If indigenous people are denied the quality of citizenship (by being denied the right to elect and be elected, to exercise public office), they are denied the quality of humanity. In Western logic, only humans can elect, be elected, and exercise public office. So, are indigenous people citizens? Are they human beings?

 

Ollantay Itzamná

 

In Guatemala, where more than 44% of the population is indigenous, general elections are open for June 2023. They will elect president, vice-president, 160 deputies, 20 representatives to Parlacen and 340 municipal mayors and councillors.

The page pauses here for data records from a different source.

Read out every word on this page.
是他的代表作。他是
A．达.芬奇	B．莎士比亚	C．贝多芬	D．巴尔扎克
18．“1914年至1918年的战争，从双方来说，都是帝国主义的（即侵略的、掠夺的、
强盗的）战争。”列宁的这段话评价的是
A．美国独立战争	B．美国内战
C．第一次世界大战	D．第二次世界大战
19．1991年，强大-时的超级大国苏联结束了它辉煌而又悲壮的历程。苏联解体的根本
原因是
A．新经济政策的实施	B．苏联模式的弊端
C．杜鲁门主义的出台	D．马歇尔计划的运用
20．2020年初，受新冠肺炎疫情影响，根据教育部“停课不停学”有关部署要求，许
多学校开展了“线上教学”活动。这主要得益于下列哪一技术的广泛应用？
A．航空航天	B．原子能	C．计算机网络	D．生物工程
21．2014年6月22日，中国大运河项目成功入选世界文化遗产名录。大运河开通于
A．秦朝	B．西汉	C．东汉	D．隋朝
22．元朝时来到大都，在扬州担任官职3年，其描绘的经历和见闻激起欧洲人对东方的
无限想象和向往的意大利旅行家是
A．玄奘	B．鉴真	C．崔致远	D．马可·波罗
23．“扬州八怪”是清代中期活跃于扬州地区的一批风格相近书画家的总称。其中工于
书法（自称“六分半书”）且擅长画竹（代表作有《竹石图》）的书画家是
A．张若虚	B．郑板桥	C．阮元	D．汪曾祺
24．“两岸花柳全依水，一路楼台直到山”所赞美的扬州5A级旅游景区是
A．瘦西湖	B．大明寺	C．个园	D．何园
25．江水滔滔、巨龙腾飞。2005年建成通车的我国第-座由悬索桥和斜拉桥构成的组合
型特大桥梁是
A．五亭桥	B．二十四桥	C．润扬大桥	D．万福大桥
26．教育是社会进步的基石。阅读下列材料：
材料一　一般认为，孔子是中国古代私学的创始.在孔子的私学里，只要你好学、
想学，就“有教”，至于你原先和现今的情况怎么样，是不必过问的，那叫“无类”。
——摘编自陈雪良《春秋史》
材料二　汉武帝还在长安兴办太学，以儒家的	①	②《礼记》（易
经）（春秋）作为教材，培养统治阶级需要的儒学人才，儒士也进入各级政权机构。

The native and peasant peoples of Guatemala, as in the rest of the countries of the continent, have never participated with their own political organisation or their own candidacies in any general election in the two hundred years of the Republic. In 2016, rural communities organised in resistance against the abuses of foreign corporations in their territories, articulated in the Codeca movement, decided to create their own political organisation to participate in elections, become a government and make “structural changes in the racist country”.

They achieved this in 2018, when they registered the political organisation Movement for the Liberation of Peoples, MLP, with the Supreme Electoral Tribunal (TSE). They called it a political instrument.

In 2019, without time or financial resources, they participated in the general elections and came in fourth place with their presidential candidate, Thelma Cabrera, a native Mayan Mam. But, astonishingly, the TSE only allowed them one seat in the Congress of the Republic.

Since then, the communities and peoples in resistance have continued to organise, forming themselves under their horizon of the plurinational state and Buen Vivir, with the illusion of being for the first time in Guatemala’s history “full citizens” with the right to elect and be elected.

Then came the 2023 electoral process. The MLP, fulfilling all the legal requirements, held its National Assembly to ratify its community decisions and proclaimed Thelma Cabrera and Jordán Rodas (former Human Rights Ombudsman) as its presidential candidate. However, to national and international surprise, the TSE refused to register this candidacy, arguing: “invalidity of the termination” of Jordán Rodas. The constancia (or finiquito) is a filter document that the Comptroller of Accounts issues to public officials certifying that the bearer has no outstanding accounts with the law. And indeed, according to the web portal, Rodas’ finiquito exists, and is valid.

Faced with this situation, the MLP decided to place the TSE and the state itself between the “law and the streets”. They carried out all legal proceedings before the corresponding courts, but at the same time, the communities in resistance organised themselves to take to the streets to demand “recognition of the status of indigenous and peasant communities as cities”.

The Guatemalan state, through its judicial apparatus, now finds itself at a historic crossroads: either it legally annuls the citizenship status it had theoretically granted to the country’s indigenous and peasants in 1953 (Decree n. 900, liberation from indigenous servitude), or it ratifies full citizenship for indigenous and peasants, allowing them to participate in the 2023 elections, with a good chance of being in government. In any case, the country’s de facto elites find themselves in a difficult situation.

MLP spokespersons have repeatedly said that they are not electioneers. “We don’t just want to win elections and be a government. We want to make the changes towards a plurinational state for Good Living through the process of a Popular and Plurinational Constituent Assembly”.

In these words, and in the collective actions they carry out, MLP advocates the recognition of full citizenship for indigenous people and peasants who, in practice, have never been recognised as citizens with the right to elect, be elected and hold public office.

In fact, in order to exist for the state, the indigenous man or woman was obliged to become Guatemalan: leave his or her language and speak Spanish, change his or her indigenous surname for a mestizo one, take on mystic Creole aesthetics and habits?

In other words, the refusal of the Guatemalan state, through the TSE (the body called upon to promote universal citizenship and full democratisation of the country) and the action in the courts and on the streets by communities and indigenous peoples in Guatemala, is a much more transcendental issue than the “simple” fact of whether or not to allow indigenous people to participate in an electoral contest. The issue reveals the real situation of citizenship or not for the vast majority of the country’s population.